Dr. Coleman gives one quick nod of his head and I leave. In addition to my fists clenching, my teeth are clenching, too. I walk straight to my room, grab my bag, and walk out of the building. I would go talk to Tina, but she’s already left for her tennis meet. I get into the car and slam the door as hard as I could. I sit there pondering what just happened and thinking of all the words I would have liked to say to him when I’m interrupted by the ringtone on my phone. I pick it up and see a number I have never recognized before. I answer it.
Cliff: Hello?
John Salmon: Hi, is this Cliff of Doom?
It’s weird to hear a stranger refer to me as that over the phone.
Cliff: Yeah, who’s this?
John Salmon: My name is John Salmon, I write for WCFwrestling.com. I’m writing a preview of Slam this Sunday and wanted to get your response to Jaice Wilds’ comments about you from the other day.
I pause before I speak. I know that I have to do these interviews if I’m called by the guys who work for the website. It’s part of my contract. I want to be diplomatic about my response but there is still so much anger in me from my meeting with Dr. Coleman that when the first words vomit from my mouth, I don’t even realize what I’m saying.
Cliff: JAICE WILDS IS STUPID ASSHOLE COCKSUCKING MOTHERFUCKING BRAZILIAN CUNT BITCH!
There’s a long pause.
John Salmon: You wanted that to be off the record, right?
I take a deep breath. I feel better now.
Cliff: Yeah.
John Salmon: Alright, let’s try again.
I say something generic. Probably something about Jaice being a great competitor or some other bullshit. I need to get home.
During dinner, I tell Tina about the meeting I had with Dr. Coleman. She leans her forehead up against her hand.
Tina: It’s happening already.
Cliff: Calm down. What are you talking about?
Tina: Wrestling for WCF is already affecting your job.
Cliff: Slam hasn’t even happened yet. How can you say it’s affecting my job?
Tina: The principal is already on your back about trying to wrestle and teach.
Cliff: Yeah, well, he doesn’t know shit either. You know when you and him can get on my case? When I actually miss a day of work due to wrestling.

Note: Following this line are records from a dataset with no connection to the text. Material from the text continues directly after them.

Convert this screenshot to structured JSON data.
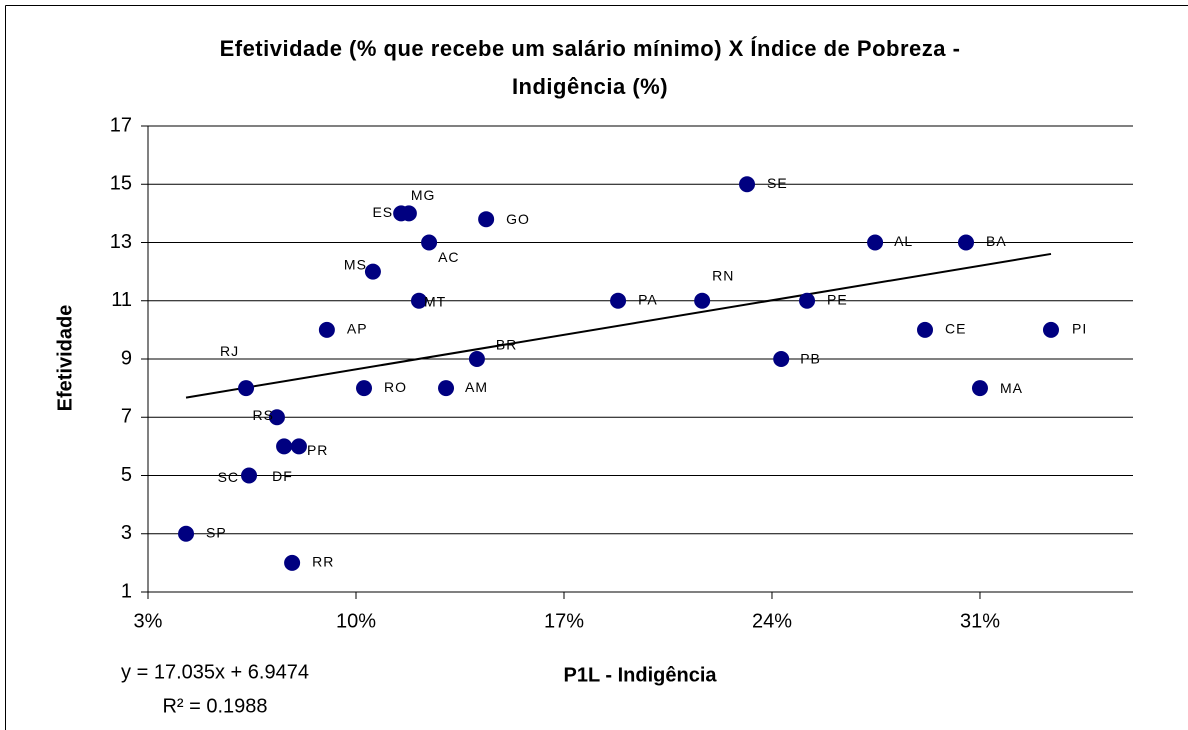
{
  "chart_data": {
    "type": "scatter",
    "title": [
      "Efetividade (% que recebe um salário mínimo) X Índice de Pobreza -",
      "Indigência (%)"
    ],
    "x_label": "P1L - Indigência",
    "y_label": "Efetividade",
    "trendline_equation": "y = 17.035x + 6.9474",
    "trendline_r2": "R² = 0.1988",
    "color": "#000080",
    "grid": true,
    "xlim": [
      3,
      36.15
    ],
    "ylim": [
      1,
      17
    ],
    "xticks": [
      {
        "value": 3,
        "label": "3%"
      },
      {
        "value": 10,
        "label": "10%"
      },
      {
        "value": 17,
        "label": "17%"
      },
      {
        "value": 24,
        "label": "24%"
      },
      {
        "value": 31,
        "label": "31%"
      }
    ],
    "yticks": [
      1,
      3,
      5,
      7,
      9,
      11,
      13,
      15,
      17
    ],
    "labels": [
      "SP",
      "RR",
      "SC",
      "DF",
      "RS",
      "PR",
      "RJ",
      "RO",
      "AM",
      "AP",
      "MS",
      "MT",
      "ES",
      "MG",
      "AC",
      "GO",
      "BR",
      "PA",
      "RN",
      "SE",
      "AL",
      "BA",
      "PE",
      "CE",
      "PI",
      "PB",
      "MA"
    ],
    "x": [
      4.28,
      7.85,
      6.4,
      7.58,
      7.34,
      8.08,
      6.3,
      10.27,
      13.03,
      9.02,
      10.57,
      12.12,
      11.52,
      11.78,
      12.46,
      14.38,
      14.07,
      18.82,
      21.65,
      23.16,
      27.47,
      30.53,
      25.18,
      29.15,
      33.39,
      24.31,
      31.0
    ],
    "values": [
      3,
      2,
      5,
      6,
      7,
      6,
      8,
      8,
      8,
      10,
      12,
      11,
      14,
      14,
      13,
      13.8,
      9,
      11,
      11,
      15,
      13,
      13,
      11,
      10,
      10,
      9,
      8
    ]
  }
}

Tina: Cliff, you need to be at work on Monday.
Cliff: I will.
Tina: I mean, is this going to be a habit? Are you going to miss every Monday because you have to wrestle.
Cliff: I SAID I’LL BE THERE, DIDN’T I?! FUCK, WHY DO YOU HAVE TO BE SO DRAMATIC AND MAKE A BIG DEAL OUT OF SOMETHING THAT HASN’T EVEN HAPPENED YET?!
We both stop. Now I feel bad that I yelled. I get up and go outside. I sit on the steps. I hate yelling, especially at her. I need to control myself better. I just hate when she gets like this. Why can’t she just trust me?
I hear the door open. I look up to find her coming outside, too. She sits beside me and puts her head on my shoulder.
Tina: I’m sorry.
Cliff: Me, too.
That’s usually how we resolve fights.
Tina: Just make sure you get home on time.
I pat her on the hand.
Cliff: I will, babe, I will.
We sit there for a little while saying nothing. It’s actually a pretty nice night out. The sun is setting, the air is cool. Everything is quiet. Nice and peaceful.
It’s just what I need right now, some calm before the storm. The sky is a little red. You know what they say: “Red at night, sailor’s delight.” Maybe things won’t be so tough in the next few months. Maybe I’ll be able to handle wrestling and teaching like it’s no problem.
But like I said, I’m not that naïve.